During the FY22–FY23 speciality-chemicals boom, Clean Science traded at extremely rich valuations, with the stock touching the ₹1,400–1,600 zone at its peak. As growth normalised, margins cooled from cycle highs, and global chemical demand softened, the market aggressively removed excess valuation.

By late 2025:

  • The stock was down over 40% from its highs
  • Market capitalisation had shrunk to roughly ₹8,000–8,800 crore
  • Growth expectations were reset to more realistic levels

Importantly, the business itself did not structurally break — what broke was the multiple. Adding to this, promoters reduced their stake significantly over the last few years.
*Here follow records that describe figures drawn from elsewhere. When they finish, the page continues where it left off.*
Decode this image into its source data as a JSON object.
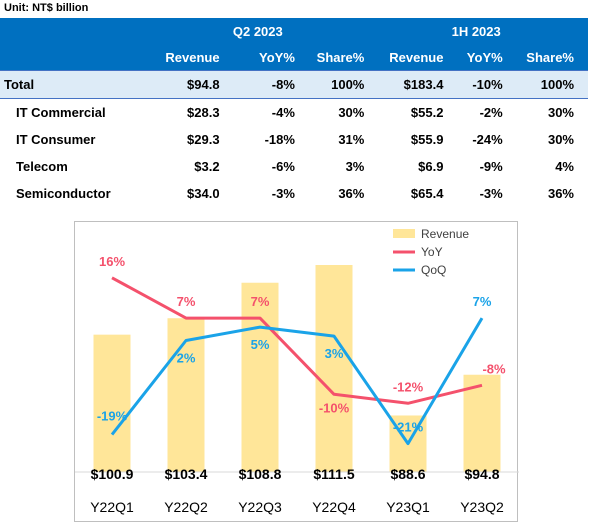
{
  "unit_label": "Unit: NT$ billion",
  "table": {
    "groups": [
      "Q2 2023",
      "1H 2023"
    ],
    "columns": [
      "Revenue",
      "YoY%",
      "Share%",
      "Revenue",
      "YoY%",
      "Share%"
    ],
    "rows": [
      {
        "label": "Total",
        "q_rev": "$94.8",
        "q_yoy": "-8%",
        "q_share": "100%",
        "h_rev": "$183.4",
        "h_yoy": "-10%",
        "h_share": "100%"
      },
      {
        "label": "IT Commercial",
        "q_rev": "$28.3",
        "q_yoy": "-4%",
        "q_share": "30%",
        "h_rev": "$55.2",
        "h_yoy": "-2%",
        "h_share": "30%"
      },
      {
        "label": "IT Consumer",
        "q_rev": "$29.3",
        "q_yoy": "-18%",
        "q_share": "31%",
        "h_rev": "$55.9",
        "h_yoy": "-24%",
        "h_share": "30%"
      },
      {
        "label": "Telecom",
        "q_rev": "$3.2",
        "q_yoy": "-6%",
        "q_share": "3%",
        "h_rev": "$6.9",
        "h_yoy": "-9%",
        "h_share": "4%"
      },
      {
        "label": "Semiconductor",
        "q_rev": "$34.0",
        "q_yoy": "-3%",
        "q_share": "36%",
        "h_rev": "$65.4",
        "h_yoy": "-3%",
        "h_share": "36%"
      }
    ]
  },
  "chart_data": {
    "type": "bar",
    "categories": [
      "Y22Q1",
      "Y22Q2",
      "Y22Q3",
      "Y22Q4",
      "Y23Q1",
      "Y23Q2"
    ],
    "series": [
      {
        "name": "Revenue",
        "type": "bar",
        "values": [
          100.9,
          103.4,
          108.8,
          111.5,
          88.6,
          94.8
        ],
        "labels": [
          "$100.9",
          "$103.4",
          "$108.8",
          "$111.5",
          "$88.6",
          "$94.8"
        ],
        "color": "#ffe699"
      },
      {
        "name": "YoY",
        "type": "line",
        "values": [
          16,
          7,
          7,
          -10,
          -12,
          -8
        ],
        "labels": [
          "16%",
          "7%",
          "7%",
          "-10%",
          "-12%",
          "-8%"
        ],
        "color": "#f4516c"
      },
      {
        "name": "QoQ",
        "type": "line",
        "values": [
          -19,
          2,
          5,
          3,
          -21,
          7
        ],
        "labels": [
          "-19%",
          "2%",
          "5%",
          "3%",
          "-21%",
          "7%"
        ],
        "color": "#1aa3e8"
      }
    ],
    "bar_ylim": [
      80,
      115
    ],
    "line_ylim": [
      -24,
      24
    ],
    "legend": "top-right"
  },
  "colors": {
    "header_bg": "#0070c0",
    "total_bg": "#ddebf7",
    "bar": "#ffe699",
    "yoy": "#f4516c",
    "qoq": "#1aa3e8"
  }
}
Why This Could Be a Turning Point

A fund like Amansa would not deploy nearly ₹100 crore into a mid-cap chemicals name if it believed the company’s moat or governance had materially weakened. As promoter ownership reduces and long-only institutions step in, the shareholder base tends to stabilise. A high-quality FII absorbing over 1% of equity at current prices reduces loose float and raises the quality bar of ownership. For many domestic funds and serious HNIs, “Amansa is buying” acts as a quiet green flag.

Bottom Line

A large, clean bulk purchase by one of India’s most valuation-disciplined investors doesn’t ensure instant upside — but it does meaningfully change the conversation. For a beaten-down quality compounder that has already paid the price for past exuberance, this ₹93-crore signal suggests that at least one serious, long-term investor believes the risk-reward has quietly turned favourable.